More important than reading water is timing, and part of timing is positioning. Stand as far back from the casting target as possible, so as not to spook fish. After a couple casts, move closer for better accuracy. There are advantages to those fat Sencos—they cast a mile, and bass pounce on them like cats. For heavier lures such as these, a fast action rod of medium power is perfect. Four or six pound test is fine. And such a rod should handle lighter lures well, too.
Small minnow imitation plugs work best in fast water. And for those deep, fast water runs, small, diving crankbaits bounced off boulders and dug into gravel take savage hits. In-line spinners, and eighth ounce spinner baits work especially well in fast runs, too. A spinner bait can be retrieved fairly quickly at a variety of angles and cover area faster than soft plastics, which are more effective in slow water.
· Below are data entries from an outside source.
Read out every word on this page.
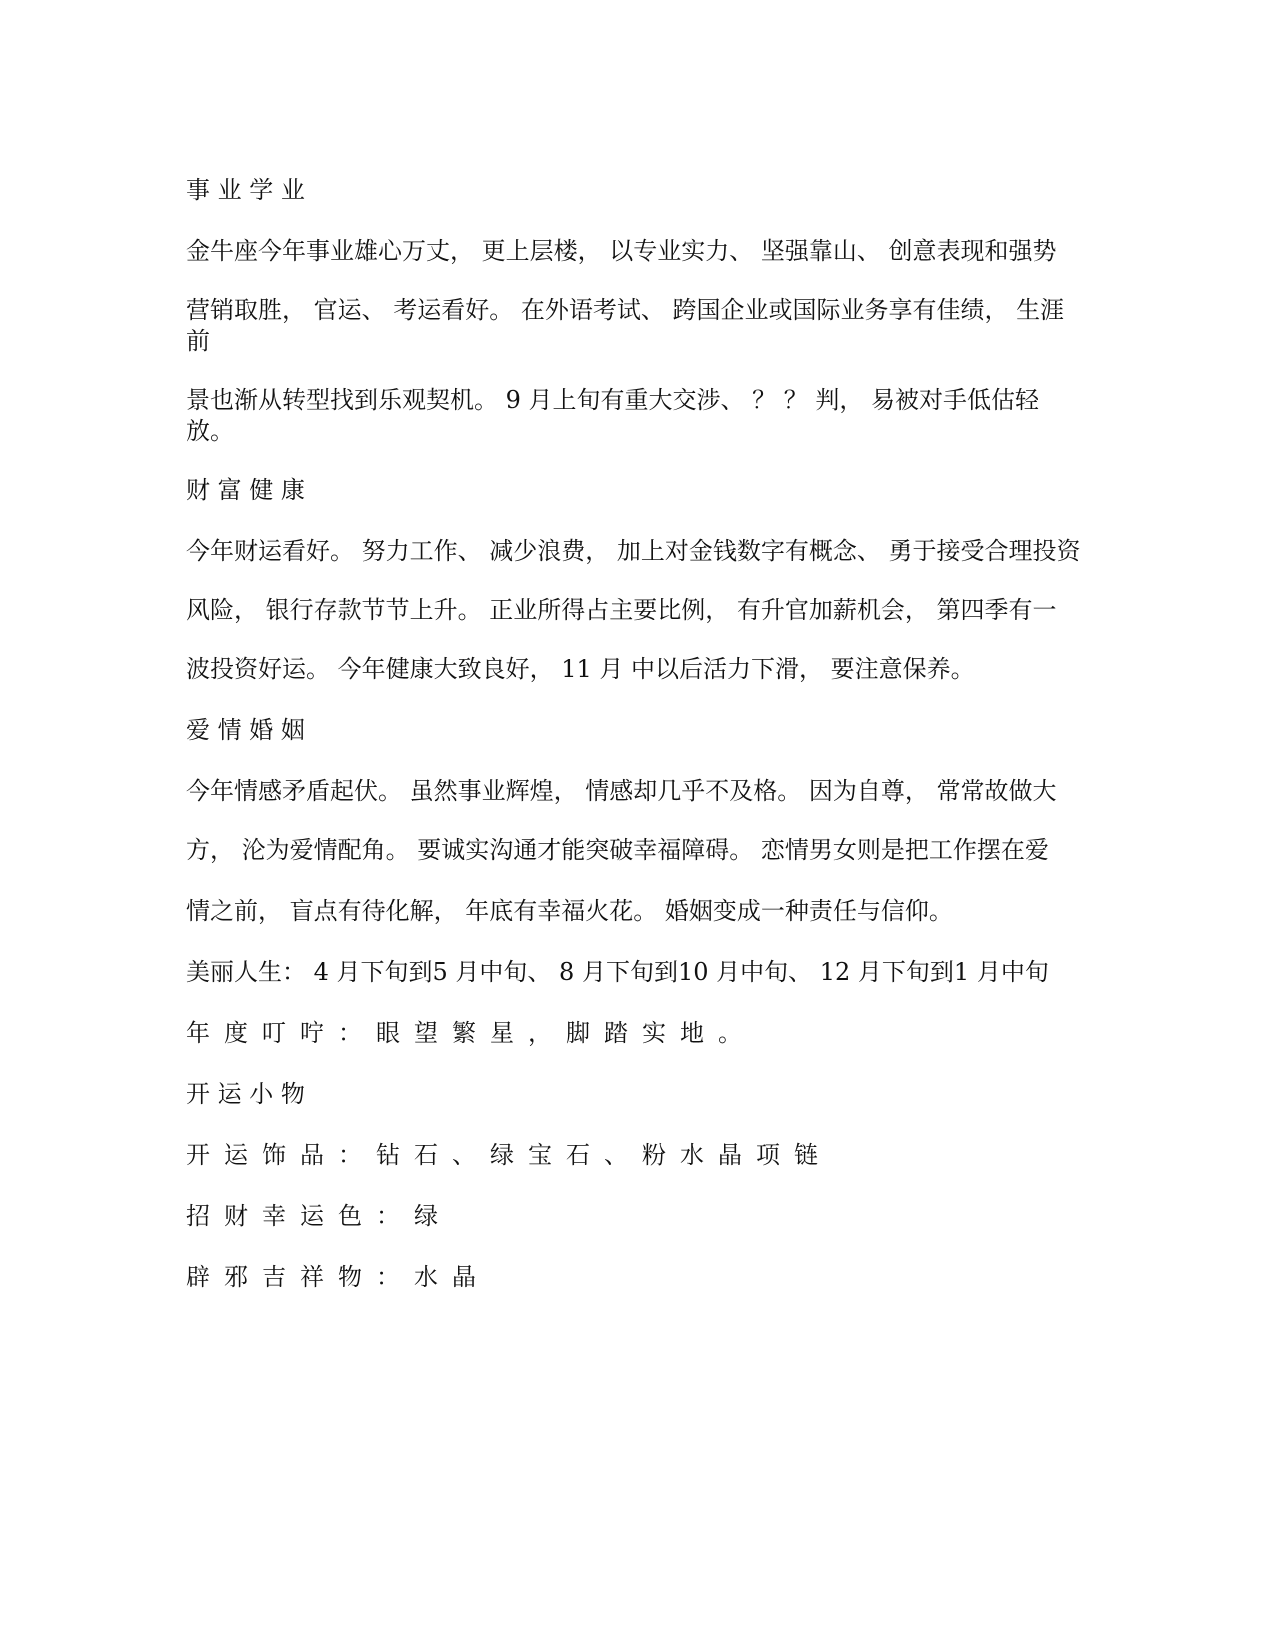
事 业 学 业
金牛座今年事业雄心万丈， 更上层楼， 以专业实力、 坚强靠山、 创意表现和强势
营销取胜， 官运、 考运看好。 在外语考试、 跨国企业或国际业务享有佳绩， 生涯前
景也渐从转型找到乐观契机。 9 月上旬有重大交涉、 ？ ？ 判， 易被对手低估轻放。
财 富 健 康
今年财运看好。 努力工作、 减少浪费， 加上对金钱数字有概念、 勇于接受合理投资
风险， 银行存款节节上升。 正业所得占主要比例， 有升官加薪机会， 第四季有一
波投资好运。 今年健康大致良好， 11 月 中以后活力下滑， 要注意保养。
爱 情 婚 姻
今年情感矛盾起伏。 虽然事业辉煌， 情感却几乎不及格。 因为自尊， 常常故做大
方， 沦为爱情配角。 要诚实沟通才能突破幸福障碍。 恋情男女则是把工作摆在爱
情之前， 盲点有待化解， 年底有幸福火花。 婚姻变成一种责任与信仰。
美丽人生： 4 月下旬到5 月中旬、 8 月下旬到10 月中旬、 12 月下旬到1 月中旬
年度叮咛：眼望繁星，脚踏实地。
开 运 小 物
开运饰品：钻石、绿宝石、粉水晶项链
招财幸运色：绿
辟邪吉祥物：水晶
Whatever the lure well used, smallmouths will savage it.
Both the smallmouth and largemouth are known as black basses, members of the sunfish family, which also includes the crappies and bluegills commonly found in our ponds, lakes and streams. Females are generally larger than males, who build nests into which they induce a partner to deposit eggs. After he fertilizes them, the dad continues to guard the nest until the eggs hatch and the fry leave the nest. Smallmouths live up to fourteen years, not as long as their dominant cousins which average sixteen years.